Por ProteGEEr, publicado em 11.01.19, última modificação em 19.02.19
Pesquisa na USP analisa eficácia da Política Nacional de Resíduos Sólidos em São Paulo

Créditos: Portal Saneamento Básico

A pesquisa mostrou que, nesse período, a Prefeitura de São Paulo, utilizando verbas federais, considerou a coleta seletiva 100% implantada em 52 distritos, do total de 96. Já os distritos que apresentavam implantação parcial do sistema eram, em sua maioria, os mais pobres e vulneráveis, considerando variáveis relacionadas a emprego, renda e moradia. Isso demonstra que nos distritos onde o Índice Paulista de Vulnerabilidade Social é mais alto, a coleta seletiva é menor, e nos que abrigam menos domicílios em situação de vulnerabilidade social, a porcentagem de coleta seletiva é maior.

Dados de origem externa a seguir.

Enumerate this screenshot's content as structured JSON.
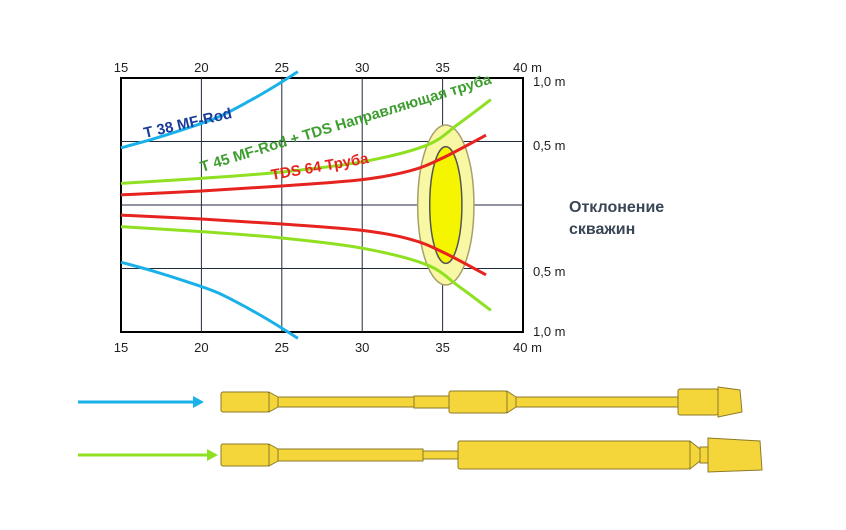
{
  "chart_data": {
    "type": "line",
    "title": "",
    "x_ticks": [
      "15",
      "20",
      "25",
      "30",
      "35",
      "40 m"
    ],
    "x_values": [
      15,
      20,
      25,
      30,
      35,
      40
    ],
    "y_tick_labels": [
      "1,0 m",
      "0,5 m",
      "0,5 m",
      "1,0 m"
    ],
    "y_tick_values": [
      1.0,
      0.5,
      -0.5,
      -1.0
    ],
    "xlim": [
      15,
      40
    ],
    "ylim": [
      -1.0,
      1.0
    ],
    "grid": true,
    "series": [
      {
        "name": "T 38 MF-Rod",
        "color": "#1ab1ea",
        "upper": [
          [
            15,
            0.45
          ],
          [
            17,
            0.52
          ],
          [
            19,
            0.6
          ],
          [
            21,
            0.69
          ],
          [
            23,
            0.82
          ],
          [
            24.5,
            0.93
          ],
          [
            26,
            1.05
          ]
        ],
        "lower": [
          [
            15,
            -0.45
          ],
          [
            17,
            -0.52
          ],
          [
            19,
            -0.6
          ],
          [
            21,
            -0.69
          ],
          [
            23,
            -0.82
          ],
          [
            24.5,
            -0.93
          ],
          [
            26,
            -1.05
          ]
        ]
      },
      {
        "name": "T 45 MF-Rod + TDS Направляющая труба",
        "color": "#8fe020",
        "upper": [
          [
            15,
            0.17
          ],
          [
            20,
            0.21
          ],
          [
            25,
            0.26
          ],
          [
            30,
            0.34
          ],
          [
            34,
            0.47
          ],
          [
            36,
            0.64
          ],
          [
            38,
            0.83
          ]
        ],
        "lower": [
          [
            15,
            -0.17
          ],
          [
            20,
            -0.21
          ],
          [
            25,
            -0.26
          ],
          [
            30,
            -0.34
          ],
          [
            34,
            -0.47
          ],
          [
            36,
            -0.64
          ],
          [
            38,
            -0.83
          ]
        ]
      },
      {
        "name": "TDS 64 Труба",
        "color": "#e6231e",
        "upper": [
          [
            15,
            0.08
          ],
          [
            20,
            0.11
          ],
          [
            25,
            0.15
          ],
          [
            30,
            0.2
          ],
          [
            33,
            0.27
          ],
          [
            35,
            0.37
          ],
          [
            37.7,
            0.55
          ]
        ],
        "lower": [
          [
            15,
            -0.08
          ],
          [
            20,
            -0.11
          ],
          [
            25,
            -0.15
          ],
          [
            30,
            -0.2
          ],
          [
            33,
            -0.27
          ],
          [
            35,
            -0.37
          ],
          [
            37.7,
            -0.55
          ]
        ]
      }
    ],
    "target_zone": {
      "center_x": 35.2,
      "center_y": 0.0,
      "outer_rx": 3.5,
      "outer_ry": 0.63,
      "inner_rx": 2.0,
      "inner_ry": 0.4,
      "outer_color": "#f8f7a3",
      "inner_color": "#f5f500",
      "stroke": "#a8a06a"
    }
  },
  "side_title": "Отклонение скважин",
  "tools": [
    {
      "name": "T 38 MF-Rod",
      "arrow_color": "#1ab1ea"
    },
    {
      "name": "T 45 MF-Rod + TDS Направляющая труба",
      "arrow_color": "#8fe020"
    }
  ],
  "colors": {
    "rod_fill": "#f5d63a",
    "rod_stroke": "#8c7a2a"
  }
}
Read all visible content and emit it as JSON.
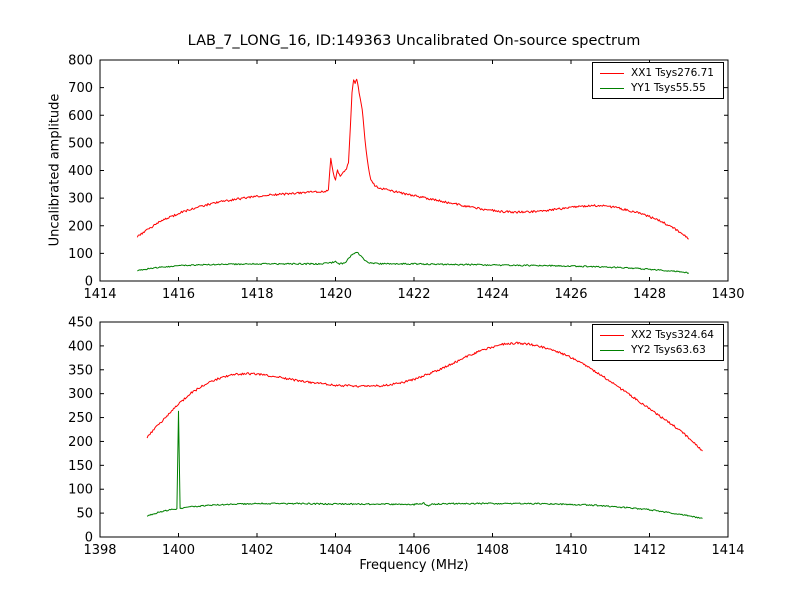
{
  "figure": {
    "title": "LAB_7_LONG_16, ID:149363 Uncalibrated On-source spectrum",
    "xlabel": "Frequency (MHz)",
    "ylabel": "Uncalibrated amplitude"
  },
  "chart_data": [
    {
      "type": "line",
      "xlim": [
        1414,
        1430
      ],
      "ylim": [
        0,
        800
      ],
      "xticks": [
        1414,
        1416,
        1418,
        1420,
        1422,
        1424,
        1426,
        1428,
        1430
      ],
      "yticks": [
        0,
        100,
        200,
        300,
        400,
        500,
        600,
        700,
        800
      ],
      "grid": false,
      "legend_position": "upper right",
      "series": [
        {
          "name": "XX1 Tsys276.71",
          "color": "#ff0000",
          "points": [
            [
              1414.95,
              160
            ],
            [
              1415.2,
              185
            ],
            [
              1415.5,
              212
            ],
            [
              1415.8,
              232
            ],
            [
              1416.1,
              250
            ],
            [
              1416.5,
              268
            ],
            [
              1417.0,
              285
            ],
            [
              1417.5,
              297
            ],
            [
              1418.0,
              306
            ],
            [
              1418.5,
              313
            ],
            [
              1419.0,
              318
            ],
            [
              1419.4,
              322
            ],
            [
              1419.7,
              324
            ],
            [
              1419.82,
              330
            ],
            [
              1419.88,
              445
            ],
            [
              1419.94,
              395
            ],
            [
              1420.0,
              365
            ],
            [
              1420.05,
              400
            ],
            [
              1420.12,
              375
            ],
            [
              1420.2,
              395
            ],
            [
              1420.28,
              405
            ],
            [
              1420.33,
              430
            ],
            [
              1420.38,
              560
            ],
            [
              1420.42,
              680
            ],
            [
              1420.46,
              725
            ],
            [
              1420.5,
              715
            ],
            [
              1420.54,
              730
            ],
            [
              1420.58,
              700
            ],
            [
              1420.63,
              660
            ],
            [
              1420.68,
              620
            ],
            [
              1420.72,
              560
            ],
            [
              1420.78,
              470
            ],
            [
              1420.84,
              410
            ],
            [
              1420.9,
              370
            ],
            [
              1421.0,
              345
            ],
            [
              1421.15,
              335
            ],
            [
              1421.4,
              327
            ],
            [
              1421.8,
              315
            ],
            [
              1422.2,
              303
            ],
            [
              1422.6,
              292
            ],
            [
              1423.0,
              280
            ],
            [
              1423.4,
              269
            ],
            [
              1423.8,
              259
            ],
            [
              1424.2,
              252
            ],
            [
              1424.6,
              249
            ],
            [
              1425.0,
              251
            ],
            [
              1425.4,
              256
            ],
            [
              1425.8,
              263
            ],
            [
              1426.2,
              270
            ],
            [
              1426.5,
              273
            ],
            [
              1426.8,
              272
            ],
            [
              1427.1,
              267
            ],
            [
              1427.4,
              258
            ],
            [
              1427.7,
              247
            ],
            [
              1428.0,
              233
            ],
            [
              1428.3,
              215
            ],
            [
              1428.6,
              193
            ],
            [
              1428.85,
              170
            ],
            [
              1429.0,
              152
            ]
          ]
        },
        {
          "name": "YY1 Tsys55.55",
          "color": "#008000",
          "points": [
            [
              1414.95,
              38
            ],
            [
              1415.3,
              46
            ],
            [
              1415.7,
              52
            ],
            [
              1416.2,
              57
            ],
            [
              1417.0,
              60
            ],
            [
              1418.0,
              62
            ],
            [
              1419.0,
              62
            ],
            [
              1419.6,
              62
            ],
            [
              1419.9,
              66
            ],
            [
              1420.0,
              70
            ],
            [
              1420.1,
              62
            ],
            [
              1420.25,
              66
            ],
            [
              1420.35,
              85
            ],
            [
              1420.45,
              100
            ],
            [
              1420.55,
              103
            ],
            [
              1420.65,
              92
            ],
            [
              1420.75,
              75
            ],
            [
              1420.85,
              66
            ],
            [
              1421.0,
              63
            ],
            [
              1421.5,
              62
            ],
            [
              1422.0,
              62
            ],
            [
              1423.0,
              60
            ],
            [
              1424.0,
              58
            ],
            [
              1425.0,
              56
            ],
            [
              1426.0,
              54
            ],
            [
              1426.8,
              51
            ],
            [
              1427.5,
              47
            ],
            [
              1428.2,
              40
            ],
            [
              1428.7,
              34
            ],
            [
              1429.0,
              29
            ]
          ]
        }
      ]
    },
    {
      "type": "line",
      "xlim": [
        1398,
        1414
      ],
      "ylim": [
        0,
        450
      ],
      "xticks": [
        1398,
        1400,
        1402,
        1404,
        1406,
        1408,
        1410,
        1412,
        1414
      ],
      "yticks": [
        0,
        50,
        100,
        150,
        200,
        250,
        300,
        350,
        400,
        450
      ],
      "grid": false,
      "legend_position": "upper right",
      "series": [
        {
          "name": "XX2 Tsys324.64",
          "color": "#ff0000",
          "points": [
            [
              1399.2,
              208
            ],
            [
              1399.4,
              228
            ],
            [
              1399.7,
              252
            ],
            [
              1400.0,
              278
            ],
            [
              1400.3,
              300
            ],
            [
              1400.6,
              316
            ],
            [
              1400.9,
              328
            ],
            [
              1401.2,
              336
            ],
            [
              1401.5,
              341
            ],
            [
              1401.8,
              342
            ],
            [
              1402.1,
              340
            ],
            [
              1402.5,
              335
            ],
            [
              1403.0,
              328
            ],
            [
              1403.5,
              322
            ],
            [
              1404.0,
              318
            ],
            [
              1404.4,
              316
            ],
            [
              1404.8,
              315
            ],
            [
              1405.2,
              317
            ],
            [
              1405.6,
              321
            ],
            [
              1406.0,
              330
            ],
            [
              1406.4,
              342
            ],
            [
              1406.8,
              356
            ],
            [
              1407.2,
              372
            ],
            [
              1407.6,
              387
            ],
            [
              1408.0,
              398
            ],
            [
              1408.3,
              404
            ],
            [
              1408.6,
              406
            ],
            [
              1408.9,
              404
            ],
            [
              1409.2,
              399
            ],
            [
              1409.6,
              390
            ],
            [
              1410.0,
              376
            ],
            [
              1410.4,
              358
            ],
            [
              1410.8,
              337
            ],
            [
              1411.2,
              314
            ],
            [
              1411.6,
              292
            ],
            [
              1412.0,
              268
            ],
            [
              1412.4,
              245
            ],
            [
              1412.8,
              222
            ],
            [
              1413.1,
              200
            ],
            [
              1413.35,
              180
            ]
          ]
        },
        {
          "name": "YY2 Tsys63.63",
          "color": "#008000",
          "points": [
            [
              1399.2,
              44
            ],
            [
              1399.5,
              52
            ],
            [
              1399.8,
              57
            ],
            [
              1399.96,
              59
            ],
            [
              1400.0,
              263
            ],
            [
              1400.04,
              60
            ],
            [
              1400.3,
              63
            ],
            [
              1400.7,
              66
            ],
            [
              1401.2,
              68
            ],
            [
              1402.0,
              70
            ],
            [
              1403.0,
              70
            ],
            [
              1404.0,
              69
            ],
            [
              1405.0,
              69
            ],
            [
              1406.0,
              68
            ],
            [
              1406.25,
              71
            ],
            [
              1406.32,
              65
            ],
            [
              1406.5,
              69
            ],
            [
              1407.0,
              70
            ],
            [
              1408.0,
              70
            ],
            [
              1409.0,
              70
            ],
            [
              1410.0,
              68
            ],
            [
              1410.5,
              67
            ],
            [
              1411.0,
              64
            ],
            [
              1411.5,
              61
            ],
            [
              1412.0,
              57
            ],
            [
              1412.5,
              51
            ],
            [
              1413.0,
              44
            ],
            [
              1413.35,
              39
            ]
          ]
        }
      ]
    }
  ]
}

A pesquisadora cita o exemplo da empresa Hiplan Construções e Serviços de Manutenção Urbana Ltda., “que recebeu quase 50% do montante das verbas federais recebidas pela Prefeitura. A empresa concentrou suas atividades nas subprefeituras do Campo Limpo, da Lapa e do Butantã, variando nessas regiões de 79% a 100% de implantação da coleta seletiva, enquanto que em outras localidades, como Perus, a implantação foi de 5% e 0,05% de coleta efetivamente realizada.”

Outro dado levantado pela pesquisadora foi a queda do índice de implantação da coleta seletiva: em 2016, ano que a Prefeitura alega ter universalizado a coleta seletiva, foi de 2,11%, tendo 97,89% do total coletado destinado a aterro sanitário; já 2017, foi de 2,09%.